Method 3: Comparing opted-in consumers with non-opted-in consumers while applying profile groupsConsiderations: This is similar to method 1 above, but this time the marketer is actively controlling for a few factors, such as customer tenure, purchase recency, age and income groups, or region. While this is certainly better than not trying to control for such factors, it cannot control for the fundamental difference in brand interest that may exist between the two groups. Additionally, it runs the risk of not controlling for the most critical factors. For instance, what if a store has most of its sales through brick-and-mortar locations and also requires email sign-up for a loyalty program (with a default ‘yes’ to opt in at the same time). In this case, loyalty club status and distance-to-store may be two of the most critical value-driving factors to control for, but the marketer may not have captured that as part of their a priori set of variables to control, leaving a significant gap in critical similarities across the two groups.
Method 4: Modelled control group
Considerations: To reduce some of the error inherent in method 3, you can improve the comparison by using a model to help find a similar population(s) within the opted-in and non-opted-in groups. A wide array of aggregates would need to be created and used as model input variables. Then, during the model build phase, the most important variables would be selected to replace the a priori profile variables. This would help ensure that the proxy group was selected in the best mathematical way possible, as opposed to one person’s guess. One of the largest considerations for this approach is the resource time involved to create and apply the models. If there is not a lot of pre-existing infrastructure to support quick model builds and aggregate creation, then the investment in time and human capital could be offset by the cost of having a true holdout group initially.

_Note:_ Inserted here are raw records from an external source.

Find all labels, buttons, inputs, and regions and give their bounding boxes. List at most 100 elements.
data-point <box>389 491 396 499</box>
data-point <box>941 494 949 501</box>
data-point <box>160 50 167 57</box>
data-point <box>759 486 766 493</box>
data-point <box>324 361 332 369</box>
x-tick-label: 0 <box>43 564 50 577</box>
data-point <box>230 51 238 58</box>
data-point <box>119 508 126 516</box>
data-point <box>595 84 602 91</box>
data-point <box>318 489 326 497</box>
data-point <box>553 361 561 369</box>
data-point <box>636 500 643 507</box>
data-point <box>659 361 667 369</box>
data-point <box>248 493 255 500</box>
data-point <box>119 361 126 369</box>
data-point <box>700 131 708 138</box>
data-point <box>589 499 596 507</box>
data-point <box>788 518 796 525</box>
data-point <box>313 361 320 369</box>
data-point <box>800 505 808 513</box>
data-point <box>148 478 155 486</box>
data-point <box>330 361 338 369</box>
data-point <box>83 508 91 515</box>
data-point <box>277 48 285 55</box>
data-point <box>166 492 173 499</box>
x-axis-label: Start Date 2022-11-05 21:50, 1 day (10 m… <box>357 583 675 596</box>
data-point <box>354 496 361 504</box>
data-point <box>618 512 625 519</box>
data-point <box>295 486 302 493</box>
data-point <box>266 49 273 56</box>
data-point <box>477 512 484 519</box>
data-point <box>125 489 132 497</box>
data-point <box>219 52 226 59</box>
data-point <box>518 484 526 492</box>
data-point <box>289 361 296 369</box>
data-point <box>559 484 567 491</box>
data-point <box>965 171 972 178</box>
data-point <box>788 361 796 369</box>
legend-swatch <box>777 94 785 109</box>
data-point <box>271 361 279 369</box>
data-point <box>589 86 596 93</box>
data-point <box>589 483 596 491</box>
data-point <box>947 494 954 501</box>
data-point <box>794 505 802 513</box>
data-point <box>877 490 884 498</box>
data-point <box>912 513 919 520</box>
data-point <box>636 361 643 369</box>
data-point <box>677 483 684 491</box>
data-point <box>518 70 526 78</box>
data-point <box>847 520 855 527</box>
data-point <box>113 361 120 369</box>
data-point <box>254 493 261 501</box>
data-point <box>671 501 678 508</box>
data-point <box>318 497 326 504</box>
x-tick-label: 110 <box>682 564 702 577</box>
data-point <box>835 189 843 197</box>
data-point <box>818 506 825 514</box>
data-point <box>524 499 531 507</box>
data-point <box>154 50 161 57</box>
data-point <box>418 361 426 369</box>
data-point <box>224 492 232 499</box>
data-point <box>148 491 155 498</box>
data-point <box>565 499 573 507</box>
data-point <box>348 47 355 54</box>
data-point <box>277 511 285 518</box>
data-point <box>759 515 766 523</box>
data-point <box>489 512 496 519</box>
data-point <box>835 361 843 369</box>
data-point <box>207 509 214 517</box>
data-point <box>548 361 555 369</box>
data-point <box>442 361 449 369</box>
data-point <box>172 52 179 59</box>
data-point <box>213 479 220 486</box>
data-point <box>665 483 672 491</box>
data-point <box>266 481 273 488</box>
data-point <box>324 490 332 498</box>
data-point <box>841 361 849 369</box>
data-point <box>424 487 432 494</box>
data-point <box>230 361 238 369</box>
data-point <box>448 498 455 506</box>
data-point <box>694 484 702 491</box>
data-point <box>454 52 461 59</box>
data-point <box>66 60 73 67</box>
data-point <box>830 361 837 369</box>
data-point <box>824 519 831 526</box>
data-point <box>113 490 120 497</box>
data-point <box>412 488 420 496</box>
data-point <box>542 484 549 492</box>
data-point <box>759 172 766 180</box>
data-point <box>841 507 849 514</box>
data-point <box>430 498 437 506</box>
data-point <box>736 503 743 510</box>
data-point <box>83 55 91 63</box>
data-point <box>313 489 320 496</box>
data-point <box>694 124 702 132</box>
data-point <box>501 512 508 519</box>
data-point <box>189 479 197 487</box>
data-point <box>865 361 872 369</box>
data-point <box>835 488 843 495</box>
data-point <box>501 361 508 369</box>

As the movie progresses, Miracle Max does indeed revive Wesley with a miracle pill. He goes on to overpower Prince Humperdinck, win back Princess Buttercup, and ultimately save the day. The moral of the story: with farm-boys, just as with email, there can be a lot of fight left, even in something that others may have referred to as "mostly-dead." Furthermore, it’s not nearly the time to be looking for mere loose change. Instead, we should still be striving for and measuring the much larger value that email can bring. Who knows, maybe email will even help with a few ROUS’s — in this case, instead of defeating Rodents of Unusual Sizes, we mean creating Returns of Unusual Sizes! Just be sure that as you determine the size of those returns, you are measuring actual value, understanding the pros and cons of the methodology, and not accidently creating a fairytale metric.